おとめ、開封

無駄にきらびやかなステージは大好きだし、興味は昔からずっとあるのだけどどうもコアすぎて立ち入るきっかけがつかめなかったのが宝塚歌劇。 ちなみに母と伯母は中学〜高校時代、中日劇場の公演だけでは飽き足らず、年に数回は近鉄と阪急を乗り継いで観劇に行く程度の「ごく軽い」ファンだったらしい。軽いっていうのかなあそれ。

ついでに言うと何をするにも根性がなく、文化祭でダンスショーをすることになったものの、モダンバレエを習っている子が仕切るパートを志願する気概もなく、衣装だけは可愛いものの振り付けはただシャボン玉を吹くだけというパートに滑り込んでいた、それが自分。


…それが、なぜか30を超え、嫁にも行き、しかも遠く地球の反対側で、「もとタカラジェンヌが教えるジャズダンス」の体験レッスンへ行くことに!!!  いやあ、人生わからないものです。


数多のタカラジェンヌの中でも最上級と言える“男役トップスター”まで登りつめていたという先生wikipediaで調べたところ、真矢みきと同時代に他の組のトップスターだったそうです。日系ブラジル人の宝石商とご結婚されての寿退団だったそう)は、ブラジル在住マダムでもあるせいか、年相応に上半身に肉がついているかな?という印象ながら、「変わってない〜☆」と当時実際に舞台に足を運んでいた奥様がウットリしているだけあって、身のこなしが大変美しいものの少々中性的で、オーセンティックな少女漫画に出てくる大人の男性のようでもある。さわやかで素敵。


そんな先生が張りのあるハスキーな声で「ごめんねー、今日は仕上げの日でちょうど難しいのよー」と教えてくれるステップは、いやあ、驚くほどキザで華麗。そして、ごく普通のトレーニングウェアを着た奥様方が、派手なターンを決めて舞っている!!! 文化祭のダンスショーよりもさらに華やかな、まるで、ブロードウェイの群舞シーンや、もしくはユーミンのコンサートにおけるゴージャスエレガントなダンスアクトのナンバー(「真夏の夜の夢」「恋の一時間は孤独の千年」)みたいに!!!

ズバリ、…うっとり。
そして、見よう見まねでひとつひとつのステップを教わっていくと、体こそはバキバキ言うけれども意外に難しくない。これなら、しっかり練習してストレッチに励めば、なんとかなるかも…安いし。(週2回レッスンがあるため、1回あたりの月謝は、この間のサンバより3割以上安い)



ああ、ノミヤさん(仮名)、私ひっそりあなたが仕切るダンスパートに憧れてました。

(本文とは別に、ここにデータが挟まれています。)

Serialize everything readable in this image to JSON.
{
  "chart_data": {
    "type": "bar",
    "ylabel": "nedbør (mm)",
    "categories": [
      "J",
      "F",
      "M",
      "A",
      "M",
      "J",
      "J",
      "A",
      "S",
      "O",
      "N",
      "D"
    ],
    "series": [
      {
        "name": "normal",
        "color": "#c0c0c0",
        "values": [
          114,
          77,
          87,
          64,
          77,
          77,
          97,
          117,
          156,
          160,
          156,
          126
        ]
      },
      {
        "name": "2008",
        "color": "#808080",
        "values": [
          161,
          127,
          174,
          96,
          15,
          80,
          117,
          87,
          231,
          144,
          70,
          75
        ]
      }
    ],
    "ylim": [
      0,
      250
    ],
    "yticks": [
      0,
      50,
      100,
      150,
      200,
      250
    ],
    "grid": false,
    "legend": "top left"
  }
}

バレエができて普段の生活はコギャル、ただし頭の出来は抜群で、今では弁護士だというあなたが朝練を義務付けていたあのパートの。シャボン玉を吹く真似をしながら、「もっと積極的なキャラ、かつ朝練する根性があったらあっちに行ってたなー」とか思ってました。
あと、自分含めマニアックな人が集結していることで有名だった図書委員会の、中でもヅカファンということで一層濃い雰囲気を漂わせていたウラノ先輩(仮名)、“シメさまがお怪我をされて主演がマリコになっちゃったのよ!でもまあ、「うたかたの恋」そのものも観たいし、とにかく今回は行かなくてはいけないから行ってくるわ”と言って期末試験直前に宝塚へ旅立っていったのを覚えていますが、先生はその代役“マリコ”のほうみたいです、wikipediaから類推するに(通称「マリコダンス」っていう習い事だし。宝塚の「濃さ」って、きらびやかな芸名があるのにファンは本名ベースの通称で呼び合ってる部分も大きいと思うんだけど、それだけに却って辞めたあとはわかりやすいのね)。散々宝塚へ足を運んでいたのにアッサリ某大学に進学して「趣味に走った生活をしていてもあの大学くらいは受かる」とおおいに自分を勇気づけたウラノ先輩(実際は近鉄の中で勉強されていたのかもしれないけれど)。ただ、実際受かって上京したし、そういう意味ではウラノ先輩と宝塚の存在は大きい(まあ、大学進学後、東京でひさびさにお会いした先輩は、東京宝塚劇場に入り浸るわけではなくマリスミゼルのおっかけになっていたけれども)。


女学生時代、心惹かれつつも敢えて避けて通っていた部分に敢えて足を踏み込もうとしている私。
実は、今まで習い事を始めた時の中でも最高級にドキドキしてます。だって、派手でキザなダンスも宝塚も、ちょっとだけ憧れてたのは事実だもん。日本に帰ったら一回くらい、宝塚のステージも観に行こうと思います。